Öncelikle işçi sağlığı ve iş güvenliğinin sağlanmasının devletin ve işverenin asli görevi olduğu unutulmamalıdır. 

Devletin ve işverenlerin temel sorumluluklarından kaçtıkları, kendi yerlerine birer günah keçisi olarak iş güvenliği uzmanlarını koydukları bir çalışma yaşamında, önleyici ve engelleyici hiçbir çalışmanın yapılamayacağı açıktır.

İş güvenliği uzmanlarının işçi sağlığı ve iş güvenliğinin sağlanması konusundaki görevlerinin bir danışmanlık hizmeti olduğu kabullenilmelidir. 

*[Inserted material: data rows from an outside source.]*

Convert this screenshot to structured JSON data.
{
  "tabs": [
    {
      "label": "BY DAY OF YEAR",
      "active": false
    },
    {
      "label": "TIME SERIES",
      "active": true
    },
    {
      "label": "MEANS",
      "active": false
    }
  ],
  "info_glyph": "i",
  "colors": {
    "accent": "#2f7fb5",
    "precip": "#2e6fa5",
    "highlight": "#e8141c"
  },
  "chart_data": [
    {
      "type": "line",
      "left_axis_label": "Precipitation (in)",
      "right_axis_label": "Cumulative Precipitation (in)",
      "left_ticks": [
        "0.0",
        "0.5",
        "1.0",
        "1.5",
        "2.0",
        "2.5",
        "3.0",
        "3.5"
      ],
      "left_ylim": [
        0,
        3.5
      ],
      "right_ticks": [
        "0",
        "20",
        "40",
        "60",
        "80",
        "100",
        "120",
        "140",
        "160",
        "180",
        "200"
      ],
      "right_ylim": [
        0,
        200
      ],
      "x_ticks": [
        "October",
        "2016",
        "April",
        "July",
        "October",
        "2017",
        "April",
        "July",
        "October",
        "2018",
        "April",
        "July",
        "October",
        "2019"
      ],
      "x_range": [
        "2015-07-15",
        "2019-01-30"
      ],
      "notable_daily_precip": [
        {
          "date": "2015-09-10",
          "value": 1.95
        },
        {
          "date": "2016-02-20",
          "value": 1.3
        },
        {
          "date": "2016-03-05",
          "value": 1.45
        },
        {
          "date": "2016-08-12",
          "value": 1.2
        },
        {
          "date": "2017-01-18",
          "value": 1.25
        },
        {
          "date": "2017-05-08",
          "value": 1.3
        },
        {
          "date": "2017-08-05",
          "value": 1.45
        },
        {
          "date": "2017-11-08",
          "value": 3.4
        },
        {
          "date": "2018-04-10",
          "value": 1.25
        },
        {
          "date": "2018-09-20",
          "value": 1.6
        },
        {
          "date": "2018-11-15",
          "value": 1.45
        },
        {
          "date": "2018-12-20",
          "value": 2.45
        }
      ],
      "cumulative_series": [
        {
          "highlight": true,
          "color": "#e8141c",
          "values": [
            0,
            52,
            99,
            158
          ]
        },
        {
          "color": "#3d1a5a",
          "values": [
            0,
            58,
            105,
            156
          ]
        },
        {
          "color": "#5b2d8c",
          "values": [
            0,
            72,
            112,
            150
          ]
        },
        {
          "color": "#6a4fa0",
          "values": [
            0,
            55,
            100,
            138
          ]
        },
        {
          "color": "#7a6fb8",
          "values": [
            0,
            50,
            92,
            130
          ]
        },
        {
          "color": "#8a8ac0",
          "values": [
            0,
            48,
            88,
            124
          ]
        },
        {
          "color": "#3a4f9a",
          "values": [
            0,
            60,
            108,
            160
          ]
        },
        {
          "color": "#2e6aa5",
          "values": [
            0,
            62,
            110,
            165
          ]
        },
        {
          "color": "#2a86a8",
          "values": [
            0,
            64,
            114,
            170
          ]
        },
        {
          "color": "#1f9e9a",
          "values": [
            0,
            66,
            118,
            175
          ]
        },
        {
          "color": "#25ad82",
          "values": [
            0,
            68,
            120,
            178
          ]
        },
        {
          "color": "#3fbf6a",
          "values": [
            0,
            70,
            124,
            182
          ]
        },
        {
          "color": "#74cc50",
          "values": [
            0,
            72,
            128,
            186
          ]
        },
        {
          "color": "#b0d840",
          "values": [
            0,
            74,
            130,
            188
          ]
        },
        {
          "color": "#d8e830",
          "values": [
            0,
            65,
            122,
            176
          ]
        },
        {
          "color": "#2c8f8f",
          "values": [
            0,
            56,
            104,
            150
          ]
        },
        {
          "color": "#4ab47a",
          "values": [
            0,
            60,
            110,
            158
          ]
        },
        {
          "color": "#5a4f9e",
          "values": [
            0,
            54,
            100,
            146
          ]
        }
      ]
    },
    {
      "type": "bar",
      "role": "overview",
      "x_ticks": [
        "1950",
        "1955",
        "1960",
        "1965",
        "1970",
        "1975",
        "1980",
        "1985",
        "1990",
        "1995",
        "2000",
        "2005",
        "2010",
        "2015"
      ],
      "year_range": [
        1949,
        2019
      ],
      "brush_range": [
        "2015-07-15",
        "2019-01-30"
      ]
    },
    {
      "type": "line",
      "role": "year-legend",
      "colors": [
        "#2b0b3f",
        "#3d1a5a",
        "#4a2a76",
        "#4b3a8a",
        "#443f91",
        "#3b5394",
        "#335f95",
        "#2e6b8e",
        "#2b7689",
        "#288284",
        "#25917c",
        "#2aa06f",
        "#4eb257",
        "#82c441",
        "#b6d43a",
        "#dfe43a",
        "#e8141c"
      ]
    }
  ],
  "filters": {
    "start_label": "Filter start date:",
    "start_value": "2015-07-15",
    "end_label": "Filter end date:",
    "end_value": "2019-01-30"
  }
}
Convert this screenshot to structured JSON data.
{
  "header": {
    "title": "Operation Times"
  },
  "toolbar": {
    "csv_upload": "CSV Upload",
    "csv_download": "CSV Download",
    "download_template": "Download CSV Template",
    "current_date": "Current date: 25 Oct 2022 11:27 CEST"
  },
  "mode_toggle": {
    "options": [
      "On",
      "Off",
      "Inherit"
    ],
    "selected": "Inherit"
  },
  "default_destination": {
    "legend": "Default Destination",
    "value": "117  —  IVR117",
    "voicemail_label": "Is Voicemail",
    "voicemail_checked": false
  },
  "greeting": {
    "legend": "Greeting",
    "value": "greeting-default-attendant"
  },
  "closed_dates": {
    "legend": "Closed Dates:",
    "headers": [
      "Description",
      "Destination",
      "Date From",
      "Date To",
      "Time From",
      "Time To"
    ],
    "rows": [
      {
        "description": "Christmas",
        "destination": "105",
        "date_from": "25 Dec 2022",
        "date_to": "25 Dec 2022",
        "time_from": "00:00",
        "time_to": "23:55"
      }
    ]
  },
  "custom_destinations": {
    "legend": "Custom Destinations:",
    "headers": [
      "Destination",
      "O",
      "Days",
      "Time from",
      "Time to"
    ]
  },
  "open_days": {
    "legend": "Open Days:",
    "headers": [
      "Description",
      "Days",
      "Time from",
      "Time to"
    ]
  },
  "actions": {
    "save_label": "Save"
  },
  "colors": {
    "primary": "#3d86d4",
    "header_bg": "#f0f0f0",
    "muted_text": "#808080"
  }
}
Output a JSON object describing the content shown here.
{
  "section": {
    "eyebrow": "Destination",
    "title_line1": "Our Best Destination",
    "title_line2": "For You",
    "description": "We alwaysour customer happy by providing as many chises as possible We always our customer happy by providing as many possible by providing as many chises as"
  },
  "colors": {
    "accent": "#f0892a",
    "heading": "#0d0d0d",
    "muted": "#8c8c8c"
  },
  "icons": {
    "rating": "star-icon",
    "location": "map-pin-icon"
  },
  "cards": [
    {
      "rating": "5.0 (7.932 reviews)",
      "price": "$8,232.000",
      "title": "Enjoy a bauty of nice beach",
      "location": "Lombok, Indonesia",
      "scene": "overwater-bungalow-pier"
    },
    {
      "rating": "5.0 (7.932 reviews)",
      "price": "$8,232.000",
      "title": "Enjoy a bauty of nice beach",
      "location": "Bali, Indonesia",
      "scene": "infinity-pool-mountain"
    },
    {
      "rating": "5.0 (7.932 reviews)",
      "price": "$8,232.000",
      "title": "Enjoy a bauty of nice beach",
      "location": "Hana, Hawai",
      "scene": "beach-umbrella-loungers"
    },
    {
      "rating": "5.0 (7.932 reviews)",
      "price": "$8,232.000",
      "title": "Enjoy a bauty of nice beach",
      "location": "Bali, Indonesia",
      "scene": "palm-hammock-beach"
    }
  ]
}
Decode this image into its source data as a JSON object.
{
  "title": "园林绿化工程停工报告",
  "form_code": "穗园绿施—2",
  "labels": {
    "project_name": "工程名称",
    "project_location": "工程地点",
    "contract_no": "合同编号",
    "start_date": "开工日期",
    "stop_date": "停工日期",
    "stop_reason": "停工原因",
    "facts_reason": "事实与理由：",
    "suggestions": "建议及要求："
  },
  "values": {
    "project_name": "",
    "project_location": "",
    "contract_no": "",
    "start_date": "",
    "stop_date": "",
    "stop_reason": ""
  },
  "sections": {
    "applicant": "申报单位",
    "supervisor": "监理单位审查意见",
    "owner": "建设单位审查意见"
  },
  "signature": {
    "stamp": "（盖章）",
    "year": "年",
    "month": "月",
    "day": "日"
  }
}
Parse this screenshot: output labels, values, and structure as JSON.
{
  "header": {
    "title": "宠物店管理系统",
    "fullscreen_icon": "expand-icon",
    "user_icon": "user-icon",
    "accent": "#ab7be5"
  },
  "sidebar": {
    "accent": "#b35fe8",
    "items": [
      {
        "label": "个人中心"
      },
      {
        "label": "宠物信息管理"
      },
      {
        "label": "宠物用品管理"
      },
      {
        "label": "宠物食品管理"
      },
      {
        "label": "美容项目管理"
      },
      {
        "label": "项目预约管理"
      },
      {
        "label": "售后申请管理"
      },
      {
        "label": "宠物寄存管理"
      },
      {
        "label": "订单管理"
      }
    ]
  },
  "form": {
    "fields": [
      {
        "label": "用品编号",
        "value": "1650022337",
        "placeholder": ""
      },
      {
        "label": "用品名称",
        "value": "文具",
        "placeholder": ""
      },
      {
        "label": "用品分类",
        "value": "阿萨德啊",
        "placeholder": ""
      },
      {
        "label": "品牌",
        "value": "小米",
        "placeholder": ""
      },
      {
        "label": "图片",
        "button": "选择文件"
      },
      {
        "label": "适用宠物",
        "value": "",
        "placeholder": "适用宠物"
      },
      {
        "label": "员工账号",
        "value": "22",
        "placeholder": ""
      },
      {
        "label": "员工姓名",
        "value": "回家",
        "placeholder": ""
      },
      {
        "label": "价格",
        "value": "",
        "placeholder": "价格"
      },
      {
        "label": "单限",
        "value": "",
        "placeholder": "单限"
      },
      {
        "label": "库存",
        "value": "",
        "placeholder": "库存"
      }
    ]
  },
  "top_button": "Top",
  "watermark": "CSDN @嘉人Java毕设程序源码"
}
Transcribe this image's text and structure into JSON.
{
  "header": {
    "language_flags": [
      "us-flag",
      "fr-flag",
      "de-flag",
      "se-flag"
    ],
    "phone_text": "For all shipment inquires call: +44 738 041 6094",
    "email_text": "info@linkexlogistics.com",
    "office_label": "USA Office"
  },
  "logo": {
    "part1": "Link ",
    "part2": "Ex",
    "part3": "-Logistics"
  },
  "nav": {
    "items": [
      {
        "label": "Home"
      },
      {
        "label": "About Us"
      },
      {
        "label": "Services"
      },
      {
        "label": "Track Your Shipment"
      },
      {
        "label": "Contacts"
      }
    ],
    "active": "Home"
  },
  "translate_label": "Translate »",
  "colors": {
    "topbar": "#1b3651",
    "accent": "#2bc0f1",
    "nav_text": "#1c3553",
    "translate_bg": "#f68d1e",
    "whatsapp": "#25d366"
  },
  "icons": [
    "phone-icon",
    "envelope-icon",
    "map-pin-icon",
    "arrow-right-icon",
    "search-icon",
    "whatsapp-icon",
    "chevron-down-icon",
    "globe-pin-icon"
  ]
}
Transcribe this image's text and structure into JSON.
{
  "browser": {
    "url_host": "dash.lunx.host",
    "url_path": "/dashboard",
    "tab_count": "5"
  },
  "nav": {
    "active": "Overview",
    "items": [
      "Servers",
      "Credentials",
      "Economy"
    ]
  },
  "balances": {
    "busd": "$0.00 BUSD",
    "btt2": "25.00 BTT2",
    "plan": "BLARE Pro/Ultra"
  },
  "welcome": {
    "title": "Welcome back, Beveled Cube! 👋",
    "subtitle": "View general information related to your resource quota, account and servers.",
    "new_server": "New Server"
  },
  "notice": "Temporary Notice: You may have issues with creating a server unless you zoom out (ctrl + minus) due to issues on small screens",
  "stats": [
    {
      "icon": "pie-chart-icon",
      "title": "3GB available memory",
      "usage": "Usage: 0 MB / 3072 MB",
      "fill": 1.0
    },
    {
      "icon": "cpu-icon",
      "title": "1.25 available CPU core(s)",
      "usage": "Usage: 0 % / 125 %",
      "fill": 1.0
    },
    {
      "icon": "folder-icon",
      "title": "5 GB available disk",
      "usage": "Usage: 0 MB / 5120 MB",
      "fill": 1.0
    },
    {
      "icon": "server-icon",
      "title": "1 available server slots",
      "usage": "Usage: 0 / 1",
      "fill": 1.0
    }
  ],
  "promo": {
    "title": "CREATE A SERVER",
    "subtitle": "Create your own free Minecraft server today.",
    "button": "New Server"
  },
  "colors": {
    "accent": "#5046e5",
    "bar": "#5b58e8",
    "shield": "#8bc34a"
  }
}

Bu alanda çalışanlara işverenin sorumlulukları yüklenmemeli, işverenlerin iş güvenliği için yeterli tedbir ve önleyici uygulamayı gerçekleştirmesi sağlanmalı ve denetim mekanizmaları geliştirilmelidir.

Değerli Konuklar,

Büyük şair İlhan Berk, Zonguldaklı madencilerin çalışma koşullarını “Öyle İnsanlar gördüm ki / Ölüm peşlerine düşmeye korkardı” diye aktarmıştı bir şiirine. 

Edebiyatımızda kömür madencilerine ilişkin pek çok benzer şiir var ve hepsi biraz da ölümle ilgili.

Kömürü ölümle değil, yaşamla anlatacak şiirler yazacağımız günlerin gelmesi dileğiyle kongremize başarılar diliyorum.''

 

Konuşmaların ardından Türkiye ve çeşitli ülkelerden katılan akademisyenler, kömüre yönelik farklı alanlardaki çalışmaları değerlendirdi.

İki gün sürecek kongrede madenci fotoğraflarının yer aldığı sergi de açıldı.

Kongreye, CHP Genel Başkan Yardımcısı Ahmet Akın, CHP Zonguldak Milletvekilleri Deniz Yavuzyılmaz ve Ünal Demirtaş, siyasi parti temsilcileri, oda başkanları ve sivil toplum kuruluşları katıldı.